Cuando La Plaga azotó a Inglaterra, entre 1665 y 1667, las universidades enviaron los alumnos a sus pueblos de origen. Un estudiante, de 23 años, con el primer cartón de grado de Cambridge, regresó a casa.
Condenado al ocio, se recostó sobre el tronco de un árbol. Y cayó una manzana. En una «pereciada» de ese prófugo de la calamidad, Isaac Newton, se unificaron las leyes de la física y la matemática; se abrazaron Galileo, Copérnico, Tycho y Kepler. Surgió la idea de la gravitación universal.
La imagen de un científico -o cualquier fulano- con un espartillo entre dientes, tirado en el pasto y contemplando el infinito, hoy es abominable. La improductividad no cabe en el pensamiento del hombre contemporáneo.
La pereza dejó de ser pecado capital para convertirse en algo mucho más censurable: un pecado contra el capital.
En la misma isla de la manzana aquella, tres siglos después (1953), un viejo regordete, Winston Churchill, salió con una propuesta que parecía delatar asomos de senilidad: Proporcionarle al trabajador algo que no había tenido nunca: tiempo libre.
Aunque los términos ocio y pereza no son sinónimos, representan los momentos en que el ser humano no produce bienes de consumo comercial. La Asociación Internacional de Recreación popularizó la «Carta del Ocio» (Suiza, 1970), que reconoce tal actividad (¿o inactividad?) como «un derecho básico del ser humano».
Y, como derecho, el ocio va ligado a un deber: el de aburrirse.
Imposible precisar si Dios creó al Hombre para evadir el tedio de la Eternidad. No obstante, la aparición de Eva revela que Él fue el primer padre que se preocupó al ver a un hijo aburrido.
Nada tan hermoso como el diálogo entre un niño -en un aeropuerto, tal vez- y una tapa de gaseosa, mientras sus padres leen la prensa y esperan un llamado por altoparlante. Un pedazo de metal estriado se convierte en caballero, príncipe o astronauta. (Uno de mis personajes favoritos del cine es Wilson, un balón, el mejor amigo de Chuck Nolan -Tom Hanks-; en la película Náufrago, de Robert Zemeckis).
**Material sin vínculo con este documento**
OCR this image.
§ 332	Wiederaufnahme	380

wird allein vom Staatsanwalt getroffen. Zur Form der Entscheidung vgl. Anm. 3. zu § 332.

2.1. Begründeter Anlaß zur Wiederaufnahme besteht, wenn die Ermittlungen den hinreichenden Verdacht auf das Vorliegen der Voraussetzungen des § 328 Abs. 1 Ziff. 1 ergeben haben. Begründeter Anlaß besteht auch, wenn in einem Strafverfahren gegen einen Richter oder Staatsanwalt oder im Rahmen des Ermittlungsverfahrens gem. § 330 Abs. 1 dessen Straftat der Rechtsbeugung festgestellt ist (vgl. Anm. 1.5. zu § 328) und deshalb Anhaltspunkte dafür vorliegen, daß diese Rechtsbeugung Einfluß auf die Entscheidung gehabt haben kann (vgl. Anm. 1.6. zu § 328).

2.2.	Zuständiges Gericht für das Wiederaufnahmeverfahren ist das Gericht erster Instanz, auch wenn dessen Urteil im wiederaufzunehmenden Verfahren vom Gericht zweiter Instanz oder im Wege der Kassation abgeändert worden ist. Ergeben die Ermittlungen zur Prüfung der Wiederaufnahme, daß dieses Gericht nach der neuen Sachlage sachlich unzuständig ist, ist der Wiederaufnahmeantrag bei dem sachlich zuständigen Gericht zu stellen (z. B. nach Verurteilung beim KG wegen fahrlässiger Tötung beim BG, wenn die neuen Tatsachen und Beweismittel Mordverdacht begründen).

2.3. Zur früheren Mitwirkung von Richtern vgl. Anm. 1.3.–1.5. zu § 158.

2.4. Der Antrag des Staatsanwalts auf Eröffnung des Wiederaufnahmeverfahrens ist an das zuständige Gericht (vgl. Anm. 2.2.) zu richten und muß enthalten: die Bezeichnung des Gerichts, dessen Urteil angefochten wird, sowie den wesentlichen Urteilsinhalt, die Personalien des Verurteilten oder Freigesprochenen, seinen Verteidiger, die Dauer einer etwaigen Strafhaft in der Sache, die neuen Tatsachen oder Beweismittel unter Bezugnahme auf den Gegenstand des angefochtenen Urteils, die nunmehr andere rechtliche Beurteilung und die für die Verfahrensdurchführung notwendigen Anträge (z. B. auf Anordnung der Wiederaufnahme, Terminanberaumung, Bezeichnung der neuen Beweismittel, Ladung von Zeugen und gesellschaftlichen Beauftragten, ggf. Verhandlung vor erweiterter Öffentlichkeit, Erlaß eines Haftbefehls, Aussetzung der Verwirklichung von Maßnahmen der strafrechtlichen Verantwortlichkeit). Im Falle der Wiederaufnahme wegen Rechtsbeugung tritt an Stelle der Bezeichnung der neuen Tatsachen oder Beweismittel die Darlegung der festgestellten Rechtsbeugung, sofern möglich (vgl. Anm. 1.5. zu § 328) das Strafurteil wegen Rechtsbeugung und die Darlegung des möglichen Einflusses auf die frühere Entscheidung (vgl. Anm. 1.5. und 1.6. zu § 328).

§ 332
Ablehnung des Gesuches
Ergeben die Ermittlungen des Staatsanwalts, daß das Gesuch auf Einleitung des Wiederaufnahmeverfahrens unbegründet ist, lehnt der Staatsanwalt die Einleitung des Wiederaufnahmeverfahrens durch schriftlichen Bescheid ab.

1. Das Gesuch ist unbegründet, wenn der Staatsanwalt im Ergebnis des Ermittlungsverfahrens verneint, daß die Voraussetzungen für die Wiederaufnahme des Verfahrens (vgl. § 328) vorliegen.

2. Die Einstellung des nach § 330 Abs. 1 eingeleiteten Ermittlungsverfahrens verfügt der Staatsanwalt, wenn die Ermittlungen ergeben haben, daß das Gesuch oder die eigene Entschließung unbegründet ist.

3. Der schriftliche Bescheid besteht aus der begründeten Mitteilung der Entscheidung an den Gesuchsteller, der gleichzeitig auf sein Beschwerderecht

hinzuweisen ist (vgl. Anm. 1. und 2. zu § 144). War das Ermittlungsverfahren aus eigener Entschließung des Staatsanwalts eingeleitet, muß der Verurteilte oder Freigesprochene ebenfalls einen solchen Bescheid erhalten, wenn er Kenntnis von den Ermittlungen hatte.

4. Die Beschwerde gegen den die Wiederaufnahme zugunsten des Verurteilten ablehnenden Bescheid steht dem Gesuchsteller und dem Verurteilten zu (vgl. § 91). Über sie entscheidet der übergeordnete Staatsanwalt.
El miedo al aburrimiento es el mismo miedo a la soledad. «Quien no sabe poblar su soledad, tampoco sabe estar solo entre la multitud atareada», dijo el poeta Baudelaire.
Por eso los padres de hoy, a imagen y semejanza de Dios, no permiten que sus hijos se aburran: tele, Wii y PlayStation en ON (y cerebro en OFF). ¿Vacaciones? ¡Enciendan las alarmas!: que el niño jamás se encuentre consigo mismo.
El aburrimiento lleva a la búsqueda. La búsqueda a la pregunta. La pregunta al pensamiento.
Recrear (en especial si se trata de niños) no es simplemente entretener, es volver a crear.
Al Edén nos lanzaron con las manos vacías? y la cabeza llena: ahí está todo. Entre la manzana de Newton (de Eva, de Guillermo Tell) y la de Macintosh, me quedo con la primera.
No lo dejo de repetir: abúrranse, hijitos, la vida es muy corta para pasarla ocupados.